Sistemò il camice sopra gli elettrodi che aveva attaccati al petto. Tastò la stoffa del bordo, delle maniche: era umida. Sollevò leggermente la schiena dai cuscini, e la sferzata di aria fredda sulla schiena fu la conferma. Era in un bagno di sudore, eppure una vampata di calore gli correva dal viso in giù, gambe incluse. Col braccio buono cercò di liberarsi dal lenzuolo, poi un paio di colpi di tosse lo lasciarono ad annaspare cercando di prendere ossigeno, ma era come cercare di acchiappare il fumo con le mani. 

 Ornella entrò con il suo consueto sorriso e tenendo in mano un termometro. Senza parlare gli si avvicinò e appoggiò la punta nel suo orecchio. Qualche secondo dopo un lieve segnale acustico risuonò. 

Riuscì emettere solo un sibilo. "Quanto?"

"38.6 - gli mise una mano sulla spalla - torno subito".

Non va bene. Non va bene per niente.

Ornella rientrò accompagnata da Gaudiano. "Maresciallo - alzò lo sguardo da alcuni fogli che aveva in mano - come si sente? Sul serio".

Ippazio non seppe cosa dire. "Mi... mi manca l'aria".

Il dottore annuì. "Lei ha la febbre alta, nonostante gli antibiotici. Le lastre che abbiamo fatto mostrano una zona anomala nel polmone destro. La sua polmonite peggiora, come può sentire lei stesso. Questi nuovi sintomi, la nausea, la febbre che si alza, ci dicono che il suo corpo combatte l'infezione con grande fatica."

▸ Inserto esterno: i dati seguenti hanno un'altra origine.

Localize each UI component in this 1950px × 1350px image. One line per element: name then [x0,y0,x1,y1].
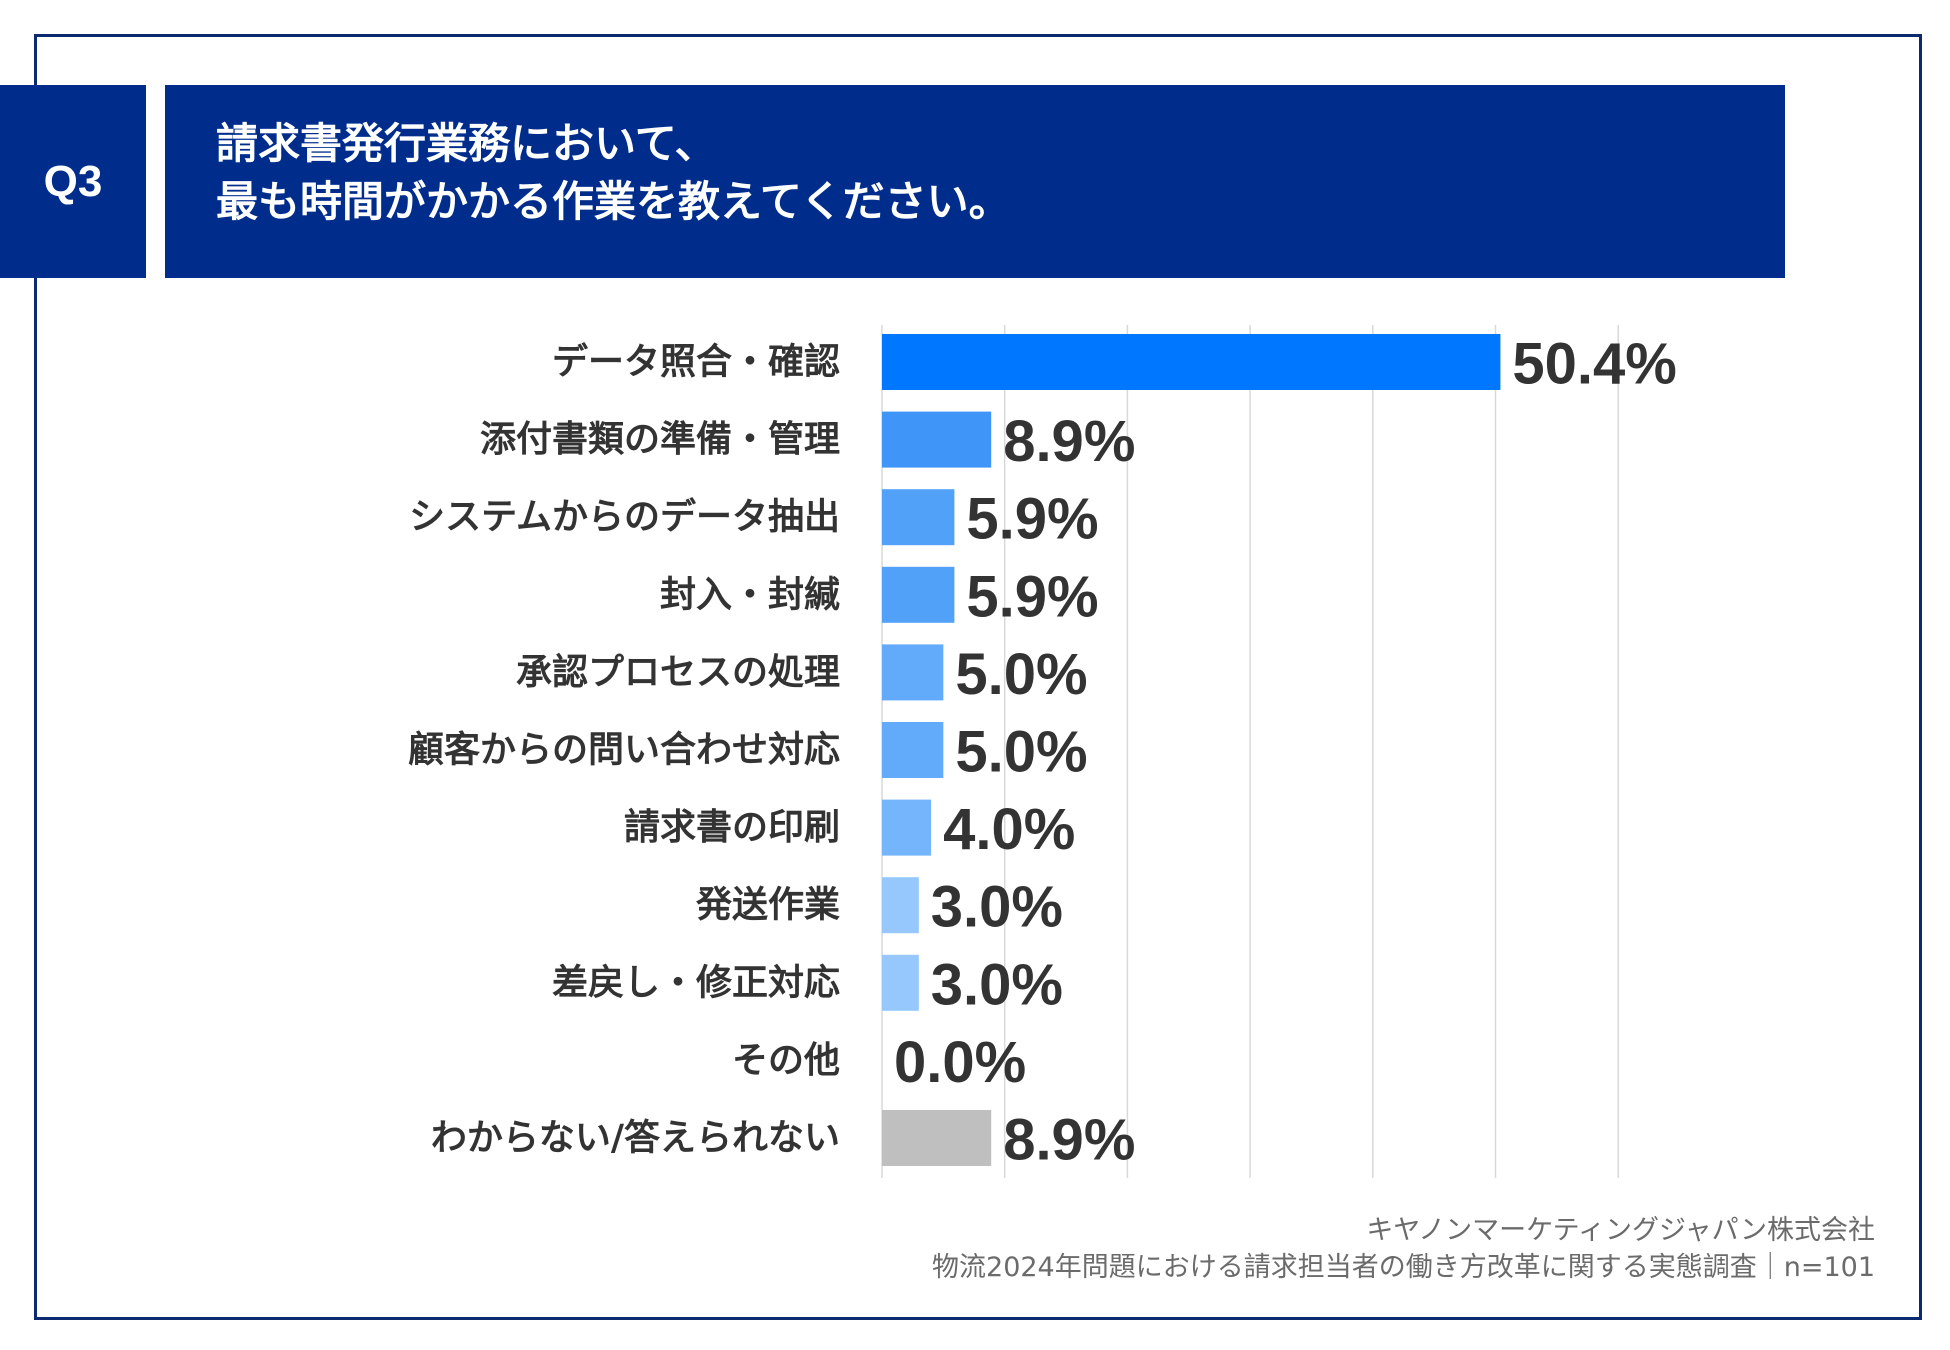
bar [882,799,932,856]
category-label: 添付書類の準備・管理 [480,419,840,460]
category-label: 請求書の印刷 [624,807,840,848]
category-label: その他 [732,1040,840,1081]
value-label: 8.9% [1003,409,1135,474]
footer-company: キヤノンマーケティングジャパン株式会社 [1366,1215,1875,1246]
bar [882,1110,992,1166]
value-label: 50.4% [1512,332,1676,397]
value-label: 3.0% [931,875,1063,940]
question-title-line2: 最も時間がかかる作業を教えてください。 [216,177,1011,226]
category-label: システムからのデータ抽出 [409,496,840,538]
chart-frame [34,34,1922,1320]
category-label: 差戻し・修正対応 [552,962,840,1003]
category-label: 発送作業 [696,885,840,926]
category-label: 承認プロセスの処理 [516,652,840,693]
category-label: データ照合・確認 [552,341,840,383]
bar [882,411,992,468]
value-label: 5.9% [966,564,1098,629]
category-label: 顧客からの問い合わせ対応 [408,730,840,771]
bar [882,722,944,778]
value-label: 0.0% [894,1030,1026,1095]
category-label: わからない/答えられない [431,1118,840,1159]
bar [882,644,944,701]
question-header: 請求書発行業務において、 最も時間がかかる作業を教えてください。 [165,85,1785,278]
bar [882,334,1501,390]
footer-survey: 物流2024年問題における請求担当者の働き方改革に関する実態調査｜n=101 [932,1252,1875,1283]
bar [882,566,955,623]
bar [882,954,919,1011]
bar [882,489,955,546]
value-label: 4.0% [943,797,1075,862]
value-label: 5.0% [955,720,1087,785]
category-label: 封入・封緘 [660,574,840,615]
value-label: 5.9% [966,487,1098,552]
source-footer: キヤノンマーケティングジャパン株式会社 物流2024年問題における請求担当者の働… [932,1212,1875,1286]
value-label: 3.0% [931,952,1063,1017]
value-label: 8.9% [1003,1108,1135,1173]
value-label: 5.0% [955,642,1087,707]
question-badge: Q3 [0,85,146,278]
question-title-line1: 請求書発行業務において、 [216,119,717,168]
bar [882,877,919,934]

Calogiuri aggrottò le sopracciglia. "Co-cosa si fa?"

Gaudiano si sedette sullo sgabello al suo fianco. "Bisogna aiutare il suo corpo a non stancarsi, facendogli spendere meno energie, questo avviene per esempio quando dormiamo. E... il coma farmacologico può aiutarla in questo senso."

Fu come un'onda anomala di acqua marina che gli lavò il viso. "Coma?"

"è la sua migliore possibilità."

La vampata di calore peggiorò, e il cuore gli esplodeva in corpo. "Va bene". Le parole gli uscirono dalla bocca senza il consenso del suo cervello.

Restò a fissare il soffitto per qualche secondo.

"Vado ad avvisare i colleghi, le spiegheranno meglio di me".

Si ritrovò ancora una volta solo in quella stanza. 

Non voleva dormire. Potrei non risvegliarmi? Potrei non rivedere Imma mai più. 

Lo poteva vedere: se avesse allungato un braccio, con le punta delle dita avrebbe toccato la morte. Cominciò a masticarla quest’idea. Ci sarebbe rimasto in quel letto. Prese il taccuino, e con la penna che scivolava per il sudore nella mano cominciò a scrivere nella sua peggiore calligrafia.